I wandered down our old nearby street. Stopped opposite our former home, right about where someone was stabbed 20-something years ago while I cooked dinner inside.

There was the boy on the step, ready for school. And suddenly I could recall how it felt to be me back inside the house.

Memories, disjointed but vivid, competed for attention. That first real summer day when the boy’s desire to celebrate the season was so vivid he stripped off all his clothes, as he routinely did in Australia, and ran into the back yard. Later, him sitting on the back step, still buck naked, eating watermelon and spitting pips into the garden.

Next, him sitting on the carpeted bottom step of the internal staircase on the eve of his third birthday. He was weeping uncontrollably. Inconsolably. Had something terrible happened? Was he afraid?

No. He confided that he was devastated that this was his final day as a two-year-old and he would never ever be two again – and he wanted to remember, to cling on to forever, the “feeling of being two”.

He had few friends back then.
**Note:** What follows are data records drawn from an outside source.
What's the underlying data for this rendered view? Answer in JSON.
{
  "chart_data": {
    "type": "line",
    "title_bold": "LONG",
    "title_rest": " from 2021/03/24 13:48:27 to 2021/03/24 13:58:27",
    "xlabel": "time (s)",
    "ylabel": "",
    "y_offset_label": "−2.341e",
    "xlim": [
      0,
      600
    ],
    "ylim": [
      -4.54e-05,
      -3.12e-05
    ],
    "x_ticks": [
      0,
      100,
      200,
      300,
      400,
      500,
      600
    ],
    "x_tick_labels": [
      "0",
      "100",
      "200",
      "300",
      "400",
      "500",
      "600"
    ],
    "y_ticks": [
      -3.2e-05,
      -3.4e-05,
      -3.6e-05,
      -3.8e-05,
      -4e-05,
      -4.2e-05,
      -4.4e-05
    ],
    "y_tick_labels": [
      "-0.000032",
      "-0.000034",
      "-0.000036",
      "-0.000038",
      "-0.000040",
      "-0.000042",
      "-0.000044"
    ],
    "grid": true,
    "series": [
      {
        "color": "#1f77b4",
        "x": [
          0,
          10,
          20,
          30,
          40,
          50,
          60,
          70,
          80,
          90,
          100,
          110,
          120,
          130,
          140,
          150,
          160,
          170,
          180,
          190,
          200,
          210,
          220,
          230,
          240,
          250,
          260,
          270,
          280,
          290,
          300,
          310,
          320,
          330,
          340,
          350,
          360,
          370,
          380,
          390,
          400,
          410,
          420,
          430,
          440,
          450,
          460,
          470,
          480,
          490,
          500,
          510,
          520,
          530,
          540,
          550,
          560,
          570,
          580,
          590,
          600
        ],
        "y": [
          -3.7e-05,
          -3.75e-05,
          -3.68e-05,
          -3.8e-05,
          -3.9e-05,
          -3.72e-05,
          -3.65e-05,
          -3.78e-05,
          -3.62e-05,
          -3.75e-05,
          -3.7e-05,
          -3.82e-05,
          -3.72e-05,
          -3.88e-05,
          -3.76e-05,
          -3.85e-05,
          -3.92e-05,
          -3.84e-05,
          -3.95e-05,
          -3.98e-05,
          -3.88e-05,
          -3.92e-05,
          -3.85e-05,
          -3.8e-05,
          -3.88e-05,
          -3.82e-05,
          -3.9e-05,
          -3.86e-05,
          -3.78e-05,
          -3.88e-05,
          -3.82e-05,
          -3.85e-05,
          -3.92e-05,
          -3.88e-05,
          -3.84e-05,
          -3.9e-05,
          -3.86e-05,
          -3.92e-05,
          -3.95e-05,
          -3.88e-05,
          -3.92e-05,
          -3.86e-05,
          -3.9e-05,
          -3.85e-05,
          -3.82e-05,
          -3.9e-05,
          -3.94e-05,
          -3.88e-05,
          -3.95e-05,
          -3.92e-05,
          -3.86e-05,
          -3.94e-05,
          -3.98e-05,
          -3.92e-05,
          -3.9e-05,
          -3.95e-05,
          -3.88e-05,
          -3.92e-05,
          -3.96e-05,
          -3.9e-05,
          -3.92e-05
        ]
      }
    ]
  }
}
We’d arrived on a bitterly cold New Year’s Day. We knew nobody in the neighbourhood. We made the most of his third birthday party: the neighbours and their kid from one side and the much older couple from the other (they were probably my age now at the time) came to sing Happy Birthday.

The kind weather lady came. With a present of course.

I left our old street and went to a cafe. Wrote this all down. I’ve never been cheaply sentimental or overly prone to nostalgia. But the feelings this day were a lot.

Snap out of it. I headed back to the tube. And there, on the other side of the road, hunched almost double over her shopping buggy, was the weather lady.

That’s when I really felt time’s arrow.